Article 1 of Protocol 1 to the Convention for the Protection of Human Rights and Fundamental Freedoms of 20 March 1952 provides that every natural or legal person is entitled to the peaceful enjoyment of his possessions. In Marckx v. Belgium case, the ECHR pointed out that this article is aimed at protecting every person from deprivation of his possessions. In the context of changes into Ukrainian legislation, it should be emphasized that the right to respect the property includes the concept of its preservation. For example, if the National Agency puts funds to an account of the bank that will be liquidated, then, in case of withdrawal of arrest, a person will be able to receive only an amount not exceeding 200 thousand hryvnias. In this case, it is impossible to speak of fair protection of property rights. In Sporrong and Lönnroth v. Sweden case, the Court held that the State while arresting the property should take into consideration fair balance between the public interests and the rights of individuals.

The EU Directive on the freezing and confiscation of instrumentalities and proceeds of crime in the European Union of 3 April 2014 was used as a guide for drafting the law on special confiscation. However, the Ukrainian version does not seem to be completely identical to it. It requires new amendments to set more clear guidelines in determining the new powers of public authorities.

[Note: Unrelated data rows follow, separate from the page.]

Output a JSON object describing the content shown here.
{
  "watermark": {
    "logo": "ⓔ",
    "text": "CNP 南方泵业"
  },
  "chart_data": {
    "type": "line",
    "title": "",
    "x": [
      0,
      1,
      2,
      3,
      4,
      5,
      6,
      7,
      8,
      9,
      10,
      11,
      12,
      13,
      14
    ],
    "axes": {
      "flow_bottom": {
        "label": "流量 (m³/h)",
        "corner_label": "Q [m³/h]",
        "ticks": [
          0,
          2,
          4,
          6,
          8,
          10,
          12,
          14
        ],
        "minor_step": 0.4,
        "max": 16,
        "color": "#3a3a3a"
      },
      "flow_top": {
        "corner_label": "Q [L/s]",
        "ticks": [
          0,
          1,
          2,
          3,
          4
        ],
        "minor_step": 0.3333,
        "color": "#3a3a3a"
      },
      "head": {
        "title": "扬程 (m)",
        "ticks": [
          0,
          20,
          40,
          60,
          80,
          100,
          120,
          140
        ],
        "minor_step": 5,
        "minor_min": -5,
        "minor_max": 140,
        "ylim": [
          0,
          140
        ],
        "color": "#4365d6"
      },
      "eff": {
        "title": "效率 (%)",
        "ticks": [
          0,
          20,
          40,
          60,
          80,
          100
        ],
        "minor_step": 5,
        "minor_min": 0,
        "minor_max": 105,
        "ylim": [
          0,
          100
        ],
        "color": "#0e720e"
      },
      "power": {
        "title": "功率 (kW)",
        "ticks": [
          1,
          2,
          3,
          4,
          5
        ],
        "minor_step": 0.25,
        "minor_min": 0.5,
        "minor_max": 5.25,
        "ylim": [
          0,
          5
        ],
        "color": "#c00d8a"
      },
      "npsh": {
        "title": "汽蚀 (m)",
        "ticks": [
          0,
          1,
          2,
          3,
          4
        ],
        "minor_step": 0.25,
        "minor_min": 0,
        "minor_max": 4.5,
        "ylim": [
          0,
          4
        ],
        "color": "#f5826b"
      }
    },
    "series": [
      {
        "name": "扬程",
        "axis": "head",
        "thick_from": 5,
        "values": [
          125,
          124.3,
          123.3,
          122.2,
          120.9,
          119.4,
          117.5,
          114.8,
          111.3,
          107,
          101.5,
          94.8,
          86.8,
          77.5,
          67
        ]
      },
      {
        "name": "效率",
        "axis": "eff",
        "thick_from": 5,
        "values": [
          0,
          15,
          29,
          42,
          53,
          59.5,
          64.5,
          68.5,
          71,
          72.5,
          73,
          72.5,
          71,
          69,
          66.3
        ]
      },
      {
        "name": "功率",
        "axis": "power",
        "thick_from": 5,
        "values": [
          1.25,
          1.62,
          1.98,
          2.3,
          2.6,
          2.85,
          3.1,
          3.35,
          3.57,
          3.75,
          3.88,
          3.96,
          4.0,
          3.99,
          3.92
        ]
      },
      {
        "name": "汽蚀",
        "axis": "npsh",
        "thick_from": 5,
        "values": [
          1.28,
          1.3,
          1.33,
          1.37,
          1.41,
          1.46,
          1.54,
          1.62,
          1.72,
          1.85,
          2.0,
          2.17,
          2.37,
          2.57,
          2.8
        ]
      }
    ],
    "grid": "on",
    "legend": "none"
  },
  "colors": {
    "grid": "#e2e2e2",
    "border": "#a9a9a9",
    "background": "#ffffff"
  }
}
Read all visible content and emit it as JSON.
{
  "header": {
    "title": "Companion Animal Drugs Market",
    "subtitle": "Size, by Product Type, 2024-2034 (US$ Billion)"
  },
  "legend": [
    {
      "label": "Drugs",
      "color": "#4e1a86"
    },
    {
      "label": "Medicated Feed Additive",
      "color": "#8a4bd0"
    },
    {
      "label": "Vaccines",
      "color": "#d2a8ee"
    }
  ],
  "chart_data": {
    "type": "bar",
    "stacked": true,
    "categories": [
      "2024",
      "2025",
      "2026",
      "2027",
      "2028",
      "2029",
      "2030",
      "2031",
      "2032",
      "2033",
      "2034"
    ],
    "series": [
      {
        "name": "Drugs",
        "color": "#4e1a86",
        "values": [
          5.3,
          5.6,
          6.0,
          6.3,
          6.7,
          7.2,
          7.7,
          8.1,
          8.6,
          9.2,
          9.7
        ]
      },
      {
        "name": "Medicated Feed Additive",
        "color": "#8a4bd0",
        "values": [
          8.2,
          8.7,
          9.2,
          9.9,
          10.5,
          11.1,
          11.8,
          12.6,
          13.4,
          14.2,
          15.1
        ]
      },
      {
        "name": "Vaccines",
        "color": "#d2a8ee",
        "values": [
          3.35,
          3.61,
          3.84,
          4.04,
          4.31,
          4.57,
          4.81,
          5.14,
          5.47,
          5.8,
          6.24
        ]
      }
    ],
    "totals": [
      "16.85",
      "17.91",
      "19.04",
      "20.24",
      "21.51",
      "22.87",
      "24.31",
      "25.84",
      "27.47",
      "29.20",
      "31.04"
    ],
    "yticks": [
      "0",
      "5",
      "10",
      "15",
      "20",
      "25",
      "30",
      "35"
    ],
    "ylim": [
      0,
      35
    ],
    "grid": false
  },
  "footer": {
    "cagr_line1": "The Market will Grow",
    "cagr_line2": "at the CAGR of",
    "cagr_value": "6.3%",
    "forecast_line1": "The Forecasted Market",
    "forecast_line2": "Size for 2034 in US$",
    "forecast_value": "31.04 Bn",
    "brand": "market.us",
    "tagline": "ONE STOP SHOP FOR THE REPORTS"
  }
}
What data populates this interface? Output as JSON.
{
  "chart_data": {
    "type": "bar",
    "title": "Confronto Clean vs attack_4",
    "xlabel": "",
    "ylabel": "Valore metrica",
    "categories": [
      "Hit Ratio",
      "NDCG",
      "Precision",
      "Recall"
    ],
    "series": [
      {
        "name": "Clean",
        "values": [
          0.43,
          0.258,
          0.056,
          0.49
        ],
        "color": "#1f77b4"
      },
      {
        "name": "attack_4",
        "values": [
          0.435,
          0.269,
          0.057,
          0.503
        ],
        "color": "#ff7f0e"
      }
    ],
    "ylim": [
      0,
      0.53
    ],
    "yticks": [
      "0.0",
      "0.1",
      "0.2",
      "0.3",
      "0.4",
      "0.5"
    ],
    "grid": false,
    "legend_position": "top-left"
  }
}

Significant gaps in legislation will definitely entail many high-profile trials in Ukraine. The end of the debate as to the scope of the use of special confiscation may be put by the Constitutional Court of Ukraine, because the Constitution still envisages the right to private property as inviolable. In addition, the prospect of claims against Ukraine to the European Court of Human Rights for abusive seizure and confiscation of the property is also quite certain.